As one can imagine, generating labelled data for supervised learning is a time and cost-intensive task. Obtaining scene and semantic information in addition to labels would further complicate the labelling process. Certain semantic features can be extracted from automated classical image processing techniques using the raw images and labels, but there is a limit on how elaborate this approach can get. However, we can automate the data generation, labelling, and scene descriptions extraction processes using computer simulators.

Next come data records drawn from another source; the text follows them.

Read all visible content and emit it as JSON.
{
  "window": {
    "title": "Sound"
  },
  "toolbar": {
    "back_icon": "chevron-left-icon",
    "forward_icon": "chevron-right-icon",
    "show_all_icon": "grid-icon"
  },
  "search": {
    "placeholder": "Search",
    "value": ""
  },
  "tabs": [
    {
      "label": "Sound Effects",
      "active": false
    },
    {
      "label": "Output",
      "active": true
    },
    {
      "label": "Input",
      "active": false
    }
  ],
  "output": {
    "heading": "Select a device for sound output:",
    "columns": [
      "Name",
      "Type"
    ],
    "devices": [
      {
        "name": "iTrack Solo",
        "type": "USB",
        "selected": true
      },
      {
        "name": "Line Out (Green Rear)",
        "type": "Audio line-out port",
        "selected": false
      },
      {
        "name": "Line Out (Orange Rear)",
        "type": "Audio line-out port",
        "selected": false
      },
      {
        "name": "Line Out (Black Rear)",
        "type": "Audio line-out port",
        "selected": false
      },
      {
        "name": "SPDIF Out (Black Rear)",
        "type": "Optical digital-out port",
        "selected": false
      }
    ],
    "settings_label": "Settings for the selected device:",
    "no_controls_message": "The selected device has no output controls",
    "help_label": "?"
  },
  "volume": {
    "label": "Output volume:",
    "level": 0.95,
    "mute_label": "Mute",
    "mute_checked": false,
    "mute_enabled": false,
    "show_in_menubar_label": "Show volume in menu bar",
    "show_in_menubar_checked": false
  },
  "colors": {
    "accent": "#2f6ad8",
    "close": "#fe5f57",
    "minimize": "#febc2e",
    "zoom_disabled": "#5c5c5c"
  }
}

For our work, we use one such open-source simulator for autonomous driving called the CARLA simulator. While it is possible to already extract raw images and labels directly, we had to make some modifications to the source code to extract the metadata of the scenes (code available on GitHub). Using our modified CARLA simulator, we create a large dataset of raw scenes, semantic segmentation labels and metadata of the scenes and use these to train a semantic segmentation DNN called DeepLabv3+. We perform various evaluations across semantic dimensions to study where weak spots in the model could occur. We can extend it further by generating special test sets as shown in Video 1, where we change a single semantic dimension in each image, for example the pedestrian position and evaluate the performance as shown in Figure 2. We can see that the performance is not uniform. As expected, pedestrians closer are detected better than pedestrians farther away. However, we can notice that there are other factors influencing performance apart from distance because the performance is not symmetric.
Semantic testing offers a more granular and interpretable approach to testing DNNs. With semantic testing, one can answer questions of the type: Is the pedestrian detection model going to work for (i) all real positions a pedestrian could be in or are there certain locations where there is a higher chance of failure. (ii) are there clothing types which are difficult for a model. However, semantic testing when evaluated at single dimensions is still limited in its scope. Low performance along certain semantic features might not necessarily be due to that semantic feature itself but due to interplay between multiple semantic features, for example location + contrast + occlusion. In such situations, identifying which semantic features are important for the performance and which are not important is not trivial. Our future work looks at generating such an “importance matrix” of semantic dimensions that influence the performance.
Further information in the respective paper:
Semantic Concept Testing in Autonomous Driving by Extraction of Object-Level Annotations from CARLA.
Gannamaneni, Sujan, Sebastian Houben, and Maram Akila. Proceedings of the IEEE/CVF International Conference on Computer Vision. 2021. PDF.